Pierwszy protest, który odbył się 3 października, zakończył się ogromnym sukcesem – projekt ustawy zaostrzającej prawo aborcyjne został odrzucony przez sejmową Komisję Sprawiedliwości. Organizatorki mimo to zdecydowały się na kolejny protest, tym razem w znacznie szerszym wymiarze. Nie chodzi już tylko o reakcję przeciw próbie delegalizacji aborcji, ale o ingerencję w życie i wybory kobiet oraz model planowania rodziny. – Jesteśmy zwolenniczkami życia. Jesteśmy zwolenniczkami wolnego wyboru. […] Jesteśmy przeciw absurdom. Jesteśmy przeciw maniakalnej potrzebie i chęci kontrolowania naszego życia. Jesteśmy przeciw ingerowaniu w nasze życie intymne. Jesteśmy przeciw ingerowaniu w nasze prawa reprodukcyjne. Jesteśmy przeciw odzieraniu nas z godności i praw – piszą na stronie wydarzenia na Facebooku organizatorki Czarnego Poniedziałku.
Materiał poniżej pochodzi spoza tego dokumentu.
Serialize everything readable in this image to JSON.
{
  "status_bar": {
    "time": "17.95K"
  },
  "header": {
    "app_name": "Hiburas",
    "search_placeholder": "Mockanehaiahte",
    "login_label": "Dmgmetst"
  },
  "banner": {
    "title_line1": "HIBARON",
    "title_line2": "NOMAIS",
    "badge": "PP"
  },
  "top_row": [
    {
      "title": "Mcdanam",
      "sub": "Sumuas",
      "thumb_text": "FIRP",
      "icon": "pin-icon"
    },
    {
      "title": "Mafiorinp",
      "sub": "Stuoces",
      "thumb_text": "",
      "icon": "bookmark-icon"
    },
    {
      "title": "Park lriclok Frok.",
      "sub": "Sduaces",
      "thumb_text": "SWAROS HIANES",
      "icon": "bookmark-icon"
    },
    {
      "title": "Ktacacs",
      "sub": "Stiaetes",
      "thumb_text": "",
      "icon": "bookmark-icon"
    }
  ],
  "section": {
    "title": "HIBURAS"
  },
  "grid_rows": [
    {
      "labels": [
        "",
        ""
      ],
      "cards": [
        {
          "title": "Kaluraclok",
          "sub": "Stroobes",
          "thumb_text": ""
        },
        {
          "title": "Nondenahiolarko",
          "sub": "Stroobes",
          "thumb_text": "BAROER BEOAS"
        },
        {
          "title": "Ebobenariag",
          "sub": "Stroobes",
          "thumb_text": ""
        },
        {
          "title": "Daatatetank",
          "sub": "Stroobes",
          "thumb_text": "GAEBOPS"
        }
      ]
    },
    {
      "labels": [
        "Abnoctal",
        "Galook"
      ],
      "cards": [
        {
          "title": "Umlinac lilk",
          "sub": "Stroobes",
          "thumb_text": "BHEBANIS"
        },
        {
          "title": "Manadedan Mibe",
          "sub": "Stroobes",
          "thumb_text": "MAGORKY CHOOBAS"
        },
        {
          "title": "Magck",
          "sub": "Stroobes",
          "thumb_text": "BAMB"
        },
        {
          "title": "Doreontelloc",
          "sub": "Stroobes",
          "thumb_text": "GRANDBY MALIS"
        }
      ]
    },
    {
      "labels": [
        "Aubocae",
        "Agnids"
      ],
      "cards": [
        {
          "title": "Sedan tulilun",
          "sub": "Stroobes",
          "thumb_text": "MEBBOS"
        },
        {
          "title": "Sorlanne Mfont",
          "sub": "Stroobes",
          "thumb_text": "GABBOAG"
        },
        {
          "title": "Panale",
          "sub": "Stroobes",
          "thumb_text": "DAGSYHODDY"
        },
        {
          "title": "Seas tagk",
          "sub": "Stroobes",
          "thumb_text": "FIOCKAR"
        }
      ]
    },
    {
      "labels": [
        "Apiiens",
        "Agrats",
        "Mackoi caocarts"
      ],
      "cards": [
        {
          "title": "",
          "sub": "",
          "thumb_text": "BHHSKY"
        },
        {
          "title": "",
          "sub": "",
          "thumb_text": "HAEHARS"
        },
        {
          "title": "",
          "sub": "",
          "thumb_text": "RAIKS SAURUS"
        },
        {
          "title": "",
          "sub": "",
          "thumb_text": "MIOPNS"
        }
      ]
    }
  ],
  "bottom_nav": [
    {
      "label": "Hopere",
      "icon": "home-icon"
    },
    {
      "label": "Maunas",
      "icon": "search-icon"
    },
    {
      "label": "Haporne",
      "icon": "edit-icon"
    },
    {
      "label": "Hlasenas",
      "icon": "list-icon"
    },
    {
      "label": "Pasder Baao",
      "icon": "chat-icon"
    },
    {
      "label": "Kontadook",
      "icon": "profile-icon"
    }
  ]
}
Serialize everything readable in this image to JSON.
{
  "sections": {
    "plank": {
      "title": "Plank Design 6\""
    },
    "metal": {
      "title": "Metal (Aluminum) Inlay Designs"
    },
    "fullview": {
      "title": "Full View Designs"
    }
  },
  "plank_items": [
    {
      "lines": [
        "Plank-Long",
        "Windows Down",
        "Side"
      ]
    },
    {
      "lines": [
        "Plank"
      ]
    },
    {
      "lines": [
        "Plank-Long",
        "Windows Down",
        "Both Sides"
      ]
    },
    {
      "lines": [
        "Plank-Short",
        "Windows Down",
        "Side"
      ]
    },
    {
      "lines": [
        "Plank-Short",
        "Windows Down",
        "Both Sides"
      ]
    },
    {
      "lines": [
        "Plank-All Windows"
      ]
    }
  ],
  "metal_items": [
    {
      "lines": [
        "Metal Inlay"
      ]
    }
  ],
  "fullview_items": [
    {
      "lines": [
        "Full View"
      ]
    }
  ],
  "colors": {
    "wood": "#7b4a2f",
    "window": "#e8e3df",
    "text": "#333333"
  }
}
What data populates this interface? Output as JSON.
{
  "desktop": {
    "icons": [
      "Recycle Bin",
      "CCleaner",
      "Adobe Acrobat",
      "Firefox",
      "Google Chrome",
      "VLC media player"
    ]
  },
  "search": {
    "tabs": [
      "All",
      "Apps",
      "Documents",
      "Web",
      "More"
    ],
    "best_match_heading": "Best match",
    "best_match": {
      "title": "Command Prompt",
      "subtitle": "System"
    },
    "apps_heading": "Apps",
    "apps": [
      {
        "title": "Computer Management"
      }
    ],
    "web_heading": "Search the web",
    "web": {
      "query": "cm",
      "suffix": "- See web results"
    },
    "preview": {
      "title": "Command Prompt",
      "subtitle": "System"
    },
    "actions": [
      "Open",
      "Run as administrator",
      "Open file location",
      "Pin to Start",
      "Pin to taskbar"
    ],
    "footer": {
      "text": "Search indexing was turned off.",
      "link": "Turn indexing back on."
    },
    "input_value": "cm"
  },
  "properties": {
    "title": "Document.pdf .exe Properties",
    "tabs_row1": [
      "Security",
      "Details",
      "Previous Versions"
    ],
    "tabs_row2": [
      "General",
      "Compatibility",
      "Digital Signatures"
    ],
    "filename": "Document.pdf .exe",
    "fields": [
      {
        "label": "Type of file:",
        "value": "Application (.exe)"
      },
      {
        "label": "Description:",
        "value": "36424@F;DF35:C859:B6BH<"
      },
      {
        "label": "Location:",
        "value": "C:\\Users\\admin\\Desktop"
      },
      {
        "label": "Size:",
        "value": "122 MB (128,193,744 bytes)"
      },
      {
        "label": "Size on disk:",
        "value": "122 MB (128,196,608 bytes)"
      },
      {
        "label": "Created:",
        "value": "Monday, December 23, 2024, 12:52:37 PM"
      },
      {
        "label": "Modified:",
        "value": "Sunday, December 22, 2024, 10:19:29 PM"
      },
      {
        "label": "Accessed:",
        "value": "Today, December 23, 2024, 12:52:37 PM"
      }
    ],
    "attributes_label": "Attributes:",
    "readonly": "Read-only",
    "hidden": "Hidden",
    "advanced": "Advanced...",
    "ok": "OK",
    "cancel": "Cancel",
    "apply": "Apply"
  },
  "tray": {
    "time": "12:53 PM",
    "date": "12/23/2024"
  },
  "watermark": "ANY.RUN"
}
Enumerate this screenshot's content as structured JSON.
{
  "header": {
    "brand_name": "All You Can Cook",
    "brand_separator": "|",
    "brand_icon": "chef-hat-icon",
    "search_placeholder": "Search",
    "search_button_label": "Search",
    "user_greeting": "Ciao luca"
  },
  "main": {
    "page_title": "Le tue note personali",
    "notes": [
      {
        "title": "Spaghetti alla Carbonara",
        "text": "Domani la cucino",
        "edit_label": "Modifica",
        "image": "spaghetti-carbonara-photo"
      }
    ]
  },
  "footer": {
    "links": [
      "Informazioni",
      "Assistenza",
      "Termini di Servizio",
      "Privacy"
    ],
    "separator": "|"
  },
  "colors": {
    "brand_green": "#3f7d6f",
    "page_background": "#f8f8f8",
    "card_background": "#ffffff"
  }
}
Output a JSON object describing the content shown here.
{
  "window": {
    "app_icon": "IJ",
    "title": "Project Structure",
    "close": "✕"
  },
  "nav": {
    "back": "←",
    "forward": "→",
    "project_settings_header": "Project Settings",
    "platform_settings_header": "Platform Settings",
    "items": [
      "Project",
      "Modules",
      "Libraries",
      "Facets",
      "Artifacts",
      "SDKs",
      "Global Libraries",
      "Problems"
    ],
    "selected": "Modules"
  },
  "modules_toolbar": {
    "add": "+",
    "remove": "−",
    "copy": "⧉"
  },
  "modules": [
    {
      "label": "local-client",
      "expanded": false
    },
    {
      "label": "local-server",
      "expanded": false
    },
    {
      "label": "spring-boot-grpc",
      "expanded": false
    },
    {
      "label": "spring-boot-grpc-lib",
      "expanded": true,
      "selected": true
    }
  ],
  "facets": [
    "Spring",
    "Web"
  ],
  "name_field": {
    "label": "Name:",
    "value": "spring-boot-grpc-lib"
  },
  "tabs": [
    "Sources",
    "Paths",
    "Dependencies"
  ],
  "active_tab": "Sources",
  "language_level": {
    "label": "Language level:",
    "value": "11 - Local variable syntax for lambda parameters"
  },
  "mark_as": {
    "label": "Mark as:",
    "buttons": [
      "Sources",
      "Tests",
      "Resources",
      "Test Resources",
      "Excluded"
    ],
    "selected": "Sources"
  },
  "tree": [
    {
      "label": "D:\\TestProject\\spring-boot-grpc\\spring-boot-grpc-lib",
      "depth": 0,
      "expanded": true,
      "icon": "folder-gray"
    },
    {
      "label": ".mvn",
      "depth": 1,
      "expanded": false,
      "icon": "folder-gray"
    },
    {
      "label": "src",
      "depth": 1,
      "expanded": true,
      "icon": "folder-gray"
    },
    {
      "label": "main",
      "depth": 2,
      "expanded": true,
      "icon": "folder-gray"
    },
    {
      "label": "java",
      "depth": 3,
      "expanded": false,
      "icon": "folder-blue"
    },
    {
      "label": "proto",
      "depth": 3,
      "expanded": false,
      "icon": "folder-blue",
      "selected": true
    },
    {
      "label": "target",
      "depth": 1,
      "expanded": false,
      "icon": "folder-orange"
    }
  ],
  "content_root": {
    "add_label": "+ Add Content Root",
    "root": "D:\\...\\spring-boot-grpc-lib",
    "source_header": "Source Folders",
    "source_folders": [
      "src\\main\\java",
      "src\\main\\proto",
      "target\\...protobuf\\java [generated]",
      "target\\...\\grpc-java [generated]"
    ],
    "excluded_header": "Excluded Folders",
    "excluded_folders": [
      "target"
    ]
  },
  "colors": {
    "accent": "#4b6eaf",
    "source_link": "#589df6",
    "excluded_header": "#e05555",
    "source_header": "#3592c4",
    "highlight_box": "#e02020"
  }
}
Organizatorki protestu wystosowały petycję do posłów i senatorów, w której w 11 punktach domagają się zwiększenia praw kobiet w Polsce. Oprócz prawa do aborcji żądają dobrej, opartej na wiedzy edukacji seksualnej w szkołach, przeciwdziałania przemocy seksualnej oraz wulgarności i pogardy wobec kobiet, przeprowadzenia działań zmierzających ku przywróceniu zaufania kobiet wobec systemu sprawiedliwości, przywrócenia wsparcia programu in vitro, polityki społecznej tworzonej z myślą o kobietach oraz respektowania przez rząd świeckości państwa.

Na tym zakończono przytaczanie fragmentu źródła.